The World Bank Vice-President for Africa, Dr Hafiz Ghanem, has advised Ghana to work towards achieving a 100 per cent Internet access.
He said that was a necessary vision and dream for the country because the digitisation of the Ghanaian economy was extremely important, noting that across Africa, access to the Internet was only 21 per cent.
Dr Ghanem, who gave the advice during a meeting with the Vice-President, Dr Mahamudu Bawumia, at the Jubilee House last Monday, expressed the readiness of the World Bank to support Ghana’s digitisation drive.
“We have been working with the African Union (AU) and the United Nations Economic Commission for Africa on developing a strategy for the digital transformation of the continent,” he said.

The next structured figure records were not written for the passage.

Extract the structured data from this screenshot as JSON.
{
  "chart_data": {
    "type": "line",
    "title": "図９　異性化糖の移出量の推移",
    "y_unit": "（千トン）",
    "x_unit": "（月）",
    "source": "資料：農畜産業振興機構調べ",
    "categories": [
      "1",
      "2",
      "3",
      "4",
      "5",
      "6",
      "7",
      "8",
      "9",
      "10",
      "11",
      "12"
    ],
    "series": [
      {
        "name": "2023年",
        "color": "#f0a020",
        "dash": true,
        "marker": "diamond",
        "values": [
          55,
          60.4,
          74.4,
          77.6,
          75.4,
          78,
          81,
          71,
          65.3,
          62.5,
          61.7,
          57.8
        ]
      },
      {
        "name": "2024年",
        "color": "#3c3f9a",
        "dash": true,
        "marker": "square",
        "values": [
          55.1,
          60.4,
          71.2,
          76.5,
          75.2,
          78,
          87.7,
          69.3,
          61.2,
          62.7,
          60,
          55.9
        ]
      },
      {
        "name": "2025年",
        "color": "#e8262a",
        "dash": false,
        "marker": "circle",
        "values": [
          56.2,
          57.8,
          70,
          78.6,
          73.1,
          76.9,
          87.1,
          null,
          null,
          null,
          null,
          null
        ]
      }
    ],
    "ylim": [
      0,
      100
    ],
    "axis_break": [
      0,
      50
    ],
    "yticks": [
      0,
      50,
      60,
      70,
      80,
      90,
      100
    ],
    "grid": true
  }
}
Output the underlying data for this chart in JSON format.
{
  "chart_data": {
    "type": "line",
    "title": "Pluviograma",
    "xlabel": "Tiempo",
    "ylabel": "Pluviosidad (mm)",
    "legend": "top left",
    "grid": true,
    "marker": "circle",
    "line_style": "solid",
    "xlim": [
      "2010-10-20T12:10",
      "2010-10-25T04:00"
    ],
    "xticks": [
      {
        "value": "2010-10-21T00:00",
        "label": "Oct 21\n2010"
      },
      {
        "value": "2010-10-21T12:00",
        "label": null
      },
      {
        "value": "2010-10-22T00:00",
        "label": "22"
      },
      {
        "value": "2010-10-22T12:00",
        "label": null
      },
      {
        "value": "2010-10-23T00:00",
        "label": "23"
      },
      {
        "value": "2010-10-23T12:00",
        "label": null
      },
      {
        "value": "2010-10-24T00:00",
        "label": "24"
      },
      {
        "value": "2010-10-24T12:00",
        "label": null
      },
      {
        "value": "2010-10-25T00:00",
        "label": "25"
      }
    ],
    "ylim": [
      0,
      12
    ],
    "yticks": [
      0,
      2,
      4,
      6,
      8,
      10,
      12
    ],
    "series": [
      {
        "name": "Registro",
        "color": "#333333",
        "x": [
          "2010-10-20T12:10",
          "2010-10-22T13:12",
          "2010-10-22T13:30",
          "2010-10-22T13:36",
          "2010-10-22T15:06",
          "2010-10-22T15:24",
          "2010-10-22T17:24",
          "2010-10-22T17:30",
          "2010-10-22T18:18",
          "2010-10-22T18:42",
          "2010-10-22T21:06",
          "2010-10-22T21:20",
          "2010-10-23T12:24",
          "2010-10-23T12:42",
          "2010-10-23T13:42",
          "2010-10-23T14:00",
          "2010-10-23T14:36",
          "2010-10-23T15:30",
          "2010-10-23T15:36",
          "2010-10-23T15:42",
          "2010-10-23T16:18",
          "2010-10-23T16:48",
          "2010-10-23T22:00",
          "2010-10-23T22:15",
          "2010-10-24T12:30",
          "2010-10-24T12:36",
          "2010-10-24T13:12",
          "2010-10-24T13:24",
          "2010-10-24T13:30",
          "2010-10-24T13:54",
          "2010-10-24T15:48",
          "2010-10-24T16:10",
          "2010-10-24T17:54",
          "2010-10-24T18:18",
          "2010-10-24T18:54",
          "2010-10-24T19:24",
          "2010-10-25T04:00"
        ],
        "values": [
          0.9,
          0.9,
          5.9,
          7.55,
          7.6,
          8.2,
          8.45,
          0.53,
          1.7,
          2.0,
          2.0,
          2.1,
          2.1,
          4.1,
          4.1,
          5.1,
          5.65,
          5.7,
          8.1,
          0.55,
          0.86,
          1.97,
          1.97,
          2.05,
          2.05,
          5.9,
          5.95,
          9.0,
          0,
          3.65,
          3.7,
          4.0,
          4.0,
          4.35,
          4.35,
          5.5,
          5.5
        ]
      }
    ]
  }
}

Among the strategies, Dr Ghanem said, were investment in infrastructure, modernisation of the regulatory and competition framework to bring down cost and build capacities which, he said, were to make Africa the startup continent.
He said “using technology in education and health care is what is happening all over the world and so it is a big area we would like to support.”
Dr Ghanem commended the government for the introduction of free Senior High School, saying “you have done a lot on the macroeconomic side but we think that your decision to provide free SHS is an important one.
it is something we would like to support because we have projects in the education sector and we would like to do even more and see how we can ensure access to quality education across Africa.
He said the economy was also doing very well, with a growth rate around six per cent and that it was important that Ghana’s development continued and even accelerated.
Dr Ghanem said the progress being made was important for the country and the people just as much as it was for the rest of Africa because of the spillover and demonstration effects to show that a country that was reforming and opening up its economy was achieving good results.
“We at the World Bank are committed to supporting you and we will do our best to increase the size of our support and to also improve its quality and respond to your needs and priorities he added.”
Dr Bawumia in response outlined the various programmes and policies the government had been pursuing since assuming office and said, “President Nana Addo Dankwa Akufo-Addo has set a vision for the country to help to grow this economy to make it a modern prosperous economy such that Ghana could move beyond aid.
“We have had two consecutive years of a primary budget surplus which has been the first in a very long time that Ghana has had that.
The trade side is a positive balance current account and is also improving and so on the macro economy side, we have had very good performance,” he said.
However, Dr Bawumia said the government wanted to make sure that the growth was inclusive.
Therefore, he said the country was making sure “we have the free SHS which is going to be very important for the country 10 to 15 years from now, the enrolment rates are increasing across and last year, we had an increase of about 36 per cent in enrolment in SHS, 181, 000 pupils who would otherwise not have had access to SHS education are getting that access to SHS.”
Touching on digitisation, which he was so passionate about, Dr Bawumia said the government was on a major programme of digitisation because it believed that digitisation in the context of formalisation of the economy had many positives.
He, however, highlighted some of the challenges confronting the country, particularly in the energy sector.
“We have to look at how we transition from the liquid fuels to more gas to bring down the prices so it is an area that the World Bank has a lot of expertise and we could collaborate going forward, to see how to tackle some of these issues,” he said.